Think Step by Step: Chain-of-Gesture Prompting for Error Detection in Robotic Surgical Videos
Zhimin Shao, Jialang Xu, Danail Stoyanov, Evangelos B. Mazomenos, Yueming Jin
TL;DR
This work tackles real-time surgical error detection in RMIS by eliminating the need for gesture segmentation and introducing an end-to-end Chain-of-Gesture prompting framework. It combines Gestural-Visual Reasoning (GVR), which injects gesture-context via prompts and visual embeddings, with Multi-Scale Temporal Reasoning (MSTR) that processes slow and fast temporal dynamics through MS-TCN pathways and a prediction-consistency objective. On the JIGSAWS benchmark, the approach achieves notable improvements in frame-level and window-level metrics (around 4–6% relative gains) while maintaining fast per-frame processing (~6.69 ms/frame), demonstrating the value of contextual and temporal multi-scale reasoning for surgical error detection. The method operates without gesture annotations during training, highlighting potential for safer RMIS and enhanced surgical education, with future directions toward semantic error-type detection and remediation guidance.
Abstract
Despite significant advancements in robotic systems and surgical data science, ensuring safe and optimal execution in robot-assisted minimally invasive surgery (RMIS) remains a complex challenge. Current surgical error detection methods involve two parts: identifying surgical gestures and then detecting errors within each gesture clip.
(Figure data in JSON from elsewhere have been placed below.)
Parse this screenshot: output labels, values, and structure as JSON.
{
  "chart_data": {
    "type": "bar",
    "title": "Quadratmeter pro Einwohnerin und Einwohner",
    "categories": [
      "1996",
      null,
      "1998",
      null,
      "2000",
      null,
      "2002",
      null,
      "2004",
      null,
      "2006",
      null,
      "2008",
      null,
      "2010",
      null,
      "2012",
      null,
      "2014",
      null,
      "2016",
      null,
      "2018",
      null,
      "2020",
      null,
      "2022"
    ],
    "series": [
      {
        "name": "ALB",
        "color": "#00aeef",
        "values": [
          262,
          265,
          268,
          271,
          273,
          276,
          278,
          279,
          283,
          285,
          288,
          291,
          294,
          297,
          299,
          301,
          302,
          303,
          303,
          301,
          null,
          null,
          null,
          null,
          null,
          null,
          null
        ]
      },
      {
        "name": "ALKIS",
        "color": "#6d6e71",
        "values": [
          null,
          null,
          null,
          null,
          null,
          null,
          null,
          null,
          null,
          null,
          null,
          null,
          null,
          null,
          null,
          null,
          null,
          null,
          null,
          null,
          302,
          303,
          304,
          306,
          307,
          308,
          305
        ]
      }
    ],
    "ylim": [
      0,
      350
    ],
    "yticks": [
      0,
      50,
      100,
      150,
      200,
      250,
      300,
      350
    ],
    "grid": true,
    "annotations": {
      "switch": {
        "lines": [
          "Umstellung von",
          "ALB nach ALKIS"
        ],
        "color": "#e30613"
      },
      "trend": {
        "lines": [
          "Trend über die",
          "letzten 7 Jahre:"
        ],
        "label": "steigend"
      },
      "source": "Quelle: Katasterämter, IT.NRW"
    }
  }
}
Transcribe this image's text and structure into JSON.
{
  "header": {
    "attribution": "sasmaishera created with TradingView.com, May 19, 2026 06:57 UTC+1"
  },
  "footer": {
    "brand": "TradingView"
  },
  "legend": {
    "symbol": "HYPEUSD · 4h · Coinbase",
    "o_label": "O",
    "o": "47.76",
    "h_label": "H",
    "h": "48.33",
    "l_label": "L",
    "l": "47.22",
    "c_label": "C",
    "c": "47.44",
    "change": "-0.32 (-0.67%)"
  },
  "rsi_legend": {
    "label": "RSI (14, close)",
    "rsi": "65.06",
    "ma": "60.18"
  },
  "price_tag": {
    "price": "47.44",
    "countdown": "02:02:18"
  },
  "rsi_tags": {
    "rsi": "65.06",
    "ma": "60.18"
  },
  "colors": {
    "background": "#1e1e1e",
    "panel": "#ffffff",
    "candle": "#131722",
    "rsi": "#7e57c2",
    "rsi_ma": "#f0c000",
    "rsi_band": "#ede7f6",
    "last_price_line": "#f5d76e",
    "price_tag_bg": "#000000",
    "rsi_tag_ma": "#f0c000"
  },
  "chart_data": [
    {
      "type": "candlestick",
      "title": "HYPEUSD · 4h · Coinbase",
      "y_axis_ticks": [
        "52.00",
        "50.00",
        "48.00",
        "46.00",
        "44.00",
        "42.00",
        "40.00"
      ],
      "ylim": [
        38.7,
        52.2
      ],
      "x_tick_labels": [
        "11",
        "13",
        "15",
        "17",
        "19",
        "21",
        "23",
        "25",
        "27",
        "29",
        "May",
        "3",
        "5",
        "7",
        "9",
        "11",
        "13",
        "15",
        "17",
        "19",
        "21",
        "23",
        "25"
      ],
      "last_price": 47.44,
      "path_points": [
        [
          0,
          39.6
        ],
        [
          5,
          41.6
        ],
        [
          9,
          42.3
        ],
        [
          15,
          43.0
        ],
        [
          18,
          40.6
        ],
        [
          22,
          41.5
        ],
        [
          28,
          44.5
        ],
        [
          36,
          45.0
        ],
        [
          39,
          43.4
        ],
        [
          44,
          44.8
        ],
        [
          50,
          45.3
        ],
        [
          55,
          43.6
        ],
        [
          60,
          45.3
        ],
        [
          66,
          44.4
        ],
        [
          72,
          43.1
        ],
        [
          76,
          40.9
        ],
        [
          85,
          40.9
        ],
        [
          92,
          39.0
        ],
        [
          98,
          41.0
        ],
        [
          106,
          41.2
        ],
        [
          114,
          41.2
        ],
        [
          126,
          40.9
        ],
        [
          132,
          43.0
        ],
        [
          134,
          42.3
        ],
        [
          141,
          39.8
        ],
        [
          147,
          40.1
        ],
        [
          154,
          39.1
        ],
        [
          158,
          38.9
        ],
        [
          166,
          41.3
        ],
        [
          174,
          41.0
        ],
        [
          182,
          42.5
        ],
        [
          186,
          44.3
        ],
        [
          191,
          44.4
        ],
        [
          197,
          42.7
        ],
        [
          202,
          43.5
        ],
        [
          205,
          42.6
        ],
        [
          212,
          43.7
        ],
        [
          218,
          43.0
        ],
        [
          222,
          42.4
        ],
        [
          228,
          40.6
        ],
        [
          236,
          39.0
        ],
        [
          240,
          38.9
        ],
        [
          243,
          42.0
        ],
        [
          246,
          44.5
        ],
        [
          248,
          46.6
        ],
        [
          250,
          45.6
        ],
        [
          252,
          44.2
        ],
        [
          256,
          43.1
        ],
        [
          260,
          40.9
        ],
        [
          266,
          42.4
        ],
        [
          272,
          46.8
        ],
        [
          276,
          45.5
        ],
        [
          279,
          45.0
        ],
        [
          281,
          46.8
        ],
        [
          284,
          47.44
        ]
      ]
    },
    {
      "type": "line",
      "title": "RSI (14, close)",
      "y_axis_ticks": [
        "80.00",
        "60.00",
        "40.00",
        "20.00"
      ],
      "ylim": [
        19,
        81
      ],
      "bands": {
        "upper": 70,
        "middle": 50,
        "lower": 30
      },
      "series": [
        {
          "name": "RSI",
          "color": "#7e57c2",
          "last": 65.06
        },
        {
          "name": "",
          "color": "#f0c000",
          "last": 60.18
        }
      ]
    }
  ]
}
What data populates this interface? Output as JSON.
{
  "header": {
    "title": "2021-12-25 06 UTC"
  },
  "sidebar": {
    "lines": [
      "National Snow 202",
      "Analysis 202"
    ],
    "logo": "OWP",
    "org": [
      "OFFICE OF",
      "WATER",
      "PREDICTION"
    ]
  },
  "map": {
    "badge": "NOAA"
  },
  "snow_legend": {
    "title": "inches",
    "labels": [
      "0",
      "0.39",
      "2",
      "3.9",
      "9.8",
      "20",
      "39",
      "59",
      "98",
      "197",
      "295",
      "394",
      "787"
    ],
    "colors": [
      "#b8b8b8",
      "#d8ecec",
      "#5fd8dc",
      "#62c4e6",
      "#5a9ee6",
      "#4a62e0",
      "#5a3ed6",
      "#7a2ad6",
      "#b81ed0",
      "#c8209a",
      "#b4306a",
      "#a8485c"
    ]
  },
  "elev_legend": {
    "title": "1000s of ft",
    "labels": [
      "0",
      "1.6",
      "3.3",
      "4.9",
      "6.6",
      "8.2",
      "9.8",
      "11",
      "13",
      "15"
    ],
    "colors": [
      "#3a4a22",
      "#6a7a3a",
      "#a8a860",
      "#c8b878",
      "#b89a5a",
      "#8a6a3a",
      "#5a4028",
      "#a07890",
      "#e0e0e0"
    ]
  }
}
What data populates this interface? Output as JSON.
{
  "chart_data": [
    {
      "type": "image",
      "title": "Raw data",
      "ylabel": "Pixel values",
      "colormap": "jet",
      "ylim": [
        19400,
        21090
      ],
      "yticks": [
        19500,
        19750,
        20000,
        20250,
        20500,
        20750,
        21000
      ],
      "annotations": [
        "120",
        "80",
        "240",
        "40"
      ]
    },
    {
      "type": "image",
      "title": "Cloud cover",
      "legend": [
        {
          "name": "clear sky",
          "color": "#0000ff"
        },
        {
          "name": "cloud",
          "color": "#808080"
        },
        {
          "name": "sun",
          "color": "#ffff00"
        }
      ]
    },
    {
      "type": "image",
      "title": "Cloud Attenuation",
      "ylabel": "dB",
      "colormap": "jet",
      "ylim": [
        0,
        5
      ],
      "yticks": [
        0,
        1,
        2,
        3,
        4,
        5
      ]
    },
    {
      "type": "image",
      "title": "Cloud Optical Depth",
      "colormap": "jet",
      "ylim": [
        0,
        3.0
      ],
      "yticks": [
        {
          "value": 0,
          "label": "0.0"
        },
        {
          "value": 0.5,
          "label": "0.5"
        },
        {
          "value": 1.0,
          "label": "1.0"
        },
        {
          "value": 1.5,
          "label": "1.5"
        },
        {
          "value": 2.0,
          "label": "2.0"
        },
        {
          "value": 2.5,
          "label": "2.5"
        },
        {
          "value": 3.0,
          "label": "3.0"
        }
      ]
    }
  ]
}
These methods seldom consider the rich contextual and semantic information inherent in surgical videos, limiting their performance due to reliance on accurate gesture identification. Motivated by the chain-of-thought prompting in natural language processing, this letter presents a novel and real-time end-to-end error detection framework, Chain-of-Thought (COG) prompting, leveraging contextual information from surgical videos. This encompasses two reasoning modules designed to mimic the decision-making processes of expert surgeons. Concretely, we first design a Gestural-Visual Reasoning module, which utilizes transformer and attention architectures for gesture prompting, while the second, a Multi-Scale Temporal Reasoning module, employs a multi-stage temporal convolutional network with both slow and fast paths for temporal information extraction. We extensively validate our method on the public benchmark RMIS dataset JIGSAWS. Our method encapsulates the reasoning processes inherent to surgical activities enabling it to outperform the state-of-the-art by 4.6% in F1 score, 4.6% in Accuracy, and 5.9% in Jaccard index while processing each frame in 6.69 milliseconds on average, demonstrating the great potential of our approach in enhancing the safety and efficacy of RMIS procedures and surgical education. The code will be available.